Check the round date code sticker.

Posted

Going to have to check the wire from the horn relay to the Ammeter then.  If that works then from the ammeter to the ignition switch.  Ammeter could be bad though.

 

Posted
19 minutes ago, Dodgeb4ya said:

Check battery voltage...needs to be 6.5 volts or higher to be fully charged.

Checking battery cables by meter tone is not a good way to check for continuity.

Doing voltage drop tests on a car starting system is the way to find high resistance in connections or a open wire etc.

So if your battery is fully charged after checking with your meter check all battery cable connections and re-install your good original VR.

Just because you bought a new battery  does not mean it's fully charged or even any good.

Being a 6 volt and a slow moving product it might akready be a year old!

Check the round date code sticker.

Thanks for the tips. Looks like the battery was low. I have it on the charger overnight and will see if that makes a difference. I haven't done a voltage drop test before but will YouTube it and give it a shot tomorrow. Thank you! 

  • Like 1
Posted
18 minutes ago, Sniper said:

Going to have to check the wire from the horn relay to the Ammeter then.  If that works then from the ammeter to the ignition switch.  Ammeter could be bad though.

 

I'll check it out and reply back. Thanks! 

  • Like 1
Posted

Check the terminal from the negative bat terminal to the starter solenoid battery side terminal.  Take off the nut and clean all the connectors there and inspect all the wires then reinstall and retighten the nut.  This is the feed for all electrical circuits.  Are you getting any clicking from the solenoid when turning the key to start? 

Posted

UPDATE: I cleaned all of the cables and wires between the battery and ground as well as battery to solenoid, solenoid  to starter. Also, cleaned the wires between the voltage reg and other components in the area. When I hooked everything back up and used the multimeter I got the same V reading across all of the components. But put the key in the ignition and not even a click. Event tried the multi on the back of the ignition switch and got a reading off that. 

 

I noticed if I turn the key to the left the fuel gauge registers fuel level but lights do not come on and nothing else works. If I turn to the right, nothing. If I put the car on the 6v charger the lights will come on, the gauges and radio work and when I try to start I get the clicking sound. I would expect the car to attempt to start if the other components work on the charger. Thoughts from anyone? This may sound trivial but I am not that experienced. Any advice would be welcome. 

Posted
6 minutes ago, Sniper said:

What is the voltage reading across your battery terminals?  Sounds like a dead battery.

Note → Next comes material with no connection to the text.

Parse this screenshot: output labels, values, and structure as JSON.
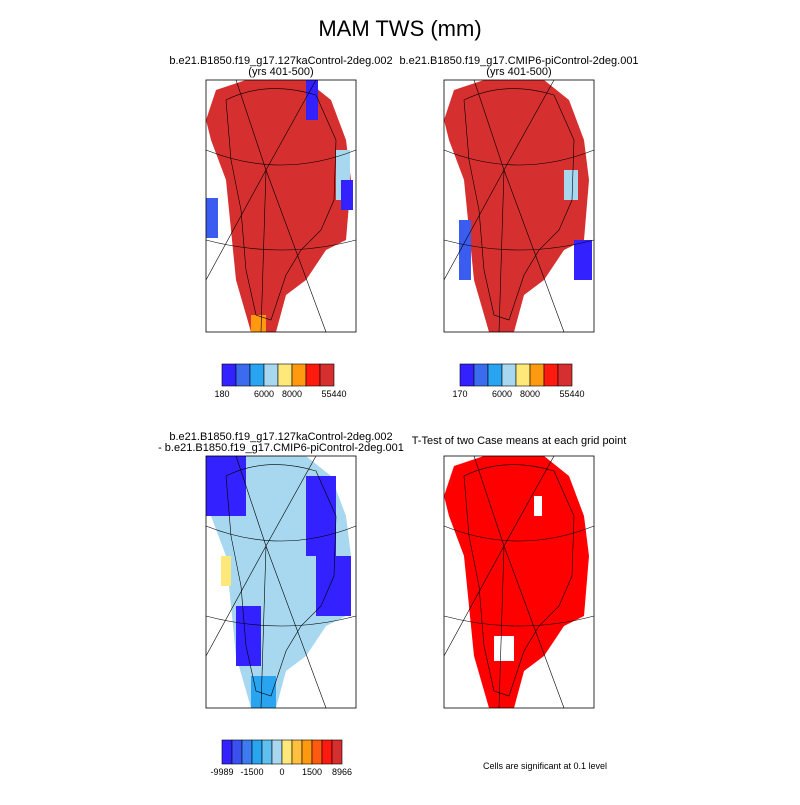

Charged the battery overnight on the Battery Tender and now it's at 5.46v. Should I take it back for another one?  When I attach the older sears charger and turn it on the reading is 8.46v.

 

 

 

 

  • Solution
Posted

Bum battery exchange it.  Turning the key to the right is the accessory position.  Turn the key to run, do you have footage to the neg terminal on the coil?

Posted
20 minutes ago, greg g said:

Bum battery exchange it.  Turning the key to the right is the accessory position.  Turn the key to run, do you have footage to the neg terminal on the coil?

When I turn the key it goes from 5.75v to 0.50v. No sound or anything else happening. Thoughts? 

Posted

That battery is still very very low charged....could be a damaged/ faulty or open cell.

The battery should have come all the way back to 6.5 volts even with a 10 amp charger...

A 2 amp charger could take a couple days or more...

Your new battery seems to be a junk battery sold out the door.

..take it back before doing anything else and make the seller give you another new one and prove to you it is fully charged 6.5 volts or more before you leave with it.

Don't let them charge the one that's dead...you will just never trust it.